A couple of weeks ago, I planted a packet of sunflower seeds. I imagined these beautiful yellow giants swaying in the breeze all summer carrying in their pretty heads handfuls of edible presents for me to plant and for the birds to enjoy. One day some of them peaked through from the damp soil, squinting into the bright Spring sun, all green and fresh and a glorious example of life. The next day, they were gone. All except half a leaf. Who had eaten them? My investigation went a little something like this:
‘Did you eat my sunflower seedlings?’, I asked the Deer. ‘Oh no’, replied the stag with a shake of his antlers. ‘It was not me. But I do know that my dear wife is partial to a nibble of sweet things. She can’t help it you know. It’s terrible awkward. All the neighbours complain.’ ‘Oh, no, it wasn’t me!’ protested Mrs Deer, her shiny hooves pressed to her velvet cheeks in exaggerated horror. ‘Really, it wasn’t. I admit that I do like a little succulent sprout in the afternoon, but I really can assure you that I am quite innocent in this case. See! There is one here that is half eaten. I know I am quite a delicate and gracious grazer…’ (She was not. In fact if she were human, she would buy her clothes from the ‘Plus-size’ range and dine at the ‘eat all you can’ buffet), ‘…but I think you will agree that even my dainty ivory-coloured teeth…’ (a euphemism for her buck-toothed mouth that never ceased to move for she was either eating or talking about eating, and didn’t come from the best stock in the first place – a sad genetic fact that did not support her claim to be dainty in the oral department) ‘…are not capable of removing half a leaf from this tiny – but may I say rather delicious looking – seedling’.
She was, I hate to admit, quite right. The facts spoke for themselves. The tiny half-eaten leaf did not look like the work of the deer. Blaming it on them would have been nice and easy, making this a simple open and shut case and I could have gotten on with my day and rescued the remaining un-sprouted seedlings by placing them out of the way of Mrs Deer and her ‘dainty’ mouth.
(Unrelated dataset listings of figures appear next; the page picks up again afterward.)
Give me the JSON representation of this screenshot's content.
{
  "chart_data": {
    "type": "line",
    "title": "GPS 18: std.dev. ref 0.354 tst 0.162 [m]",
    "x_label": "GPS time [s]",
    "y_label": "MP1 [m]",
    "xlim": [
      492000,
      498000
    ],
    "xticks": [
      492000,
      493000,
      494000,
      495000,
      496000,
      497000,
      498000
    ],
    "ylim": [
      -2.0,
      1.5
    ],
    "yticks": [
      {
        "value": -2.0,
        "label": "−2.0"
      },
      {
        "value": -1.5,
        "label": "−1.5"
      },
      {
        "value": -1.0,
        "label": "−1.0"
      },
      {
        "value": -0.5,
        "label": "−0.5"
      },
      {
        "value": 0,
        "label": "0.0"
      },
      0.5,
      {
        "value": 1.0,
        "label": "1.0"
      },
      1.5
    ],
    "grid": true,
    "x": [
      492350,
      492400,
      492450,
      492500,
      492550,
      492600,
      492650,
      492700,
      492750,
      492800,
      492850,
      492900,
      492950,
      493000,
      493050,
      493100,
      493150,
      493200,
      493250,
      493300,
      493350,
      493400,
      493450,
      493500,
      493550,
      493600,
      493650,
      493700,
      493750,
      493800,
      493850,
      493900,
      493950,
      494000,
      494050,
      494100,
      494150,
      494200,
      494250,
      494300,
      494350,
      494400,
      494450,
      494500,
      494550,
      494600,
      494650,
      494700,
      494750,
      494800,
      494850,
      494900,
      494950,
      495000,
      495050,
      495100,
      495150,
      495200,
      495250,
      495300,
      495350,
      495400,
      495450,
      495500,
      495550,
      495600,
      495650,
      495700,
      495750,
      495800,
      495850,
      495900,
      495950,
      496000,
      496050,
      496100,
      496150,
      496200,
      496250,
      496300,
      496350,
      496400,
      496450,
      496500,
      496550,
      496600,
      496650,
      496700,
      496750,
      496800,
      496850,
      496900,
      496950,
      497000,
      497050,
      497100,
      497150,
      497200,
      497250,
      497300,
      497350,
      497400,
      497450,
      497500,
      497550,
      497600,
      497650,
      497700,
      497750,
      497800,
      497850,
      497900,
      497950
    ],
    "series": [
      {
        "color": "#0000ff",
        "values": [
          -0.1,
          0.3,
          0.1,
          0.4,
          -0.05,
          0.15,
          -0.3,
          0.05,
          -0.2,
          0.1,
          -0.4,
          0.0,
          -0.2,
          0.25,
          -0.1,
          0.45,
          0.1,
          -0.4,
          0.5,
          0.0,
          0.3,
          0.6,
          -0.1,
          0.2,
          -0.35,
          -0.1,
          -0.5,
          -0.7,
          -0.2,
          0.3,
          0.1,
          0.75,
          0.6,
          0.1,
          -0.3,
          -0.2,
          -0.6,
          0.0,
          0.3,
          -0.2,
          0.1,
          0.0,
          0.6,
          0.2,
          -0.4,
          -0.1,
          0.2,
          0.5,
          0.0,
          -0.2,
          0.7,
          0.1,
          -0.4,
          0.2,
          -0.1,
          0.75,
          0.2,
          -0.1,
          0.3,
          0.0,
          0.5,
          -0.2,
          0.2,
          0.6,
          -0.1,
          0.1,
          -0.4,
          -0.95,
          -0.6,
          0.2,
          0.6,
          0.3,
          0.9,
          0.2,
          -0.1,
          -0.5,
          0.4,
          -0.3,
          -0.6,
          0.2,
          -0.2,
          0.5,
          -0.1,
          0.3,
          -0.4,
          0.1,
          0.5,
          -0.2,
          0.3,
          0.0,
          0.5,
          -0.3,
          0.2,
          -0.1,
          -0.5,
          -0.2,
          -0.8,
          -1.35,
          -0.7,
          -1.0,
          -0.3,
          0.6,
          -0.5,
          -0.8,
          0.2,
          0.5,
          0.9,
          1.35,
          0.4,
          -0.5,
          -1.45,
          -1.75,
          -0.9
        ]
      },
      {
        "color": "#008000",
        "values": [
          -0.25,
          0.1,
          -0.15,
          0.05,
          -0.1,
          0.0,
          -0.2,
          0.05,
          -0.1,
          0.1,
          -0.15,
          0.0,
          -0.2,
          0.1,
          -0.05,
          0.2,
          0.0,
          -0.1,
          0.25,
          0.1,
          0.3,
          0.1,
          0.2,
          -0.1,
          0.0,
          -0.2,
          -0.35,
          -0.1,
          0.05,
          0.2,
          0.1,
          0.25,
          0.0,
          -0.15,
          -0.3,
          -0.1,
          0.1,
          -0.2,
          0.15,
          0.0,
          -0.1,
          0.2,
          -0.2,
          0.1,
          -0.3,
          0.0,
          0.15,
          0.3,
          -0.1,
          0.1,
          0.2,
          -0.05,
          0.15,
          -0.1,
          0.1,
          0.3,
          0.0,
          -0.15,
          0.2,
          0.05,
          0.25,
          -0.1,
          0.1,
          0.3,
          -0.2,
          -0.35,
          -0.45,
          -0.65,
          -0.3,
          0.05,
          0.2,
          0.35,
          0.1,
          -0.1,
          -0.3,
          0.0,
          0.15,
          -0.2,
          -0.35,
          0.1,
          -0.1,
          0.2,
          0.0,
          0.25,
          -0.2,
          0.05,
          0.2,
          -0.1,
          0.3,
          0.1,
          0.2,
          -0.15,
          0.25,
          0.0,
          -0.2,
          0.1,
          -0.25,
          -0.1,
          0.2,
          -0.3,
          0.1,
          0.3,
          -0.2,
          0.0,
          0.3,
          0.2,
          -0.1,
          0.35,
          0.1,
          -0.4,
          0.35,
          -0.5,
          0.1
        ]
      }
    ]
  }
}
‘If you ask me’, coughed Mrs Deer peevishly, ‘I think this looks like the work of Miss Rabbit. She’s not one to pass up a little nibble of new seedlings, you know. ‘Ah, Miss Rabbit’, I sighed. That tricksy little lady. One moment you have a nice green lettuce plant, the next moment you have a bare patch of soil and a white blur of her cheeky little tail. ‘Yes, this does look like the work of Rabbit. There are, after all, no hoof prints to suggest that you deer have sabotaged my sunflowers’.
‘Ha, of course not, my dear’, scoffed Mrs D, ‘with these delicate hooves? I tread with the lightness of a butterfly. My balance exceeds that of the squirrel. Why, my hooves are as shiny as…as…’ here she stopped for poor vain Mrs Deer couldn’t think of what had shiner hooves than she, even though the beady eyes of Woodpecker and the shell of funny old Mr Beetle outshone her over-polished hooves. The above claims to her ballerina-like poise were sadly unfounded and though I could see that the deer were actually innocent (this time) such exaggerations reduced her credibility during this unofficial trial.
‘Mr Deer, would you be so kind as to keep an eye out for Miss Rabbit on your travels and ask her to pop by when she can?’ I asked as I stroked his toned and glossy back.
‘Miss B’, he said slowly. ‘I am as you know, completely loyal to my wife, as a good husband should be, but I am not able to support her on this occasion. I would hate to undermine such an – ahem- intelligent and credible creature, but though I am certain she is quite innocent, I do not believe this is the work of Miss Rabbit’.
‘Really?’, said Mrs Deer and I at the same time. ‘Then who…’ but my question was answered before I could even pose it, for right before our eyes came an ant. A single little ant. A tiny teeny little ant. No bigger than a freckle on the face of Mr and Mrs Deer’s new fawn. And upon his teeny tiny little ant back was the remaining half of the sunflower leaf.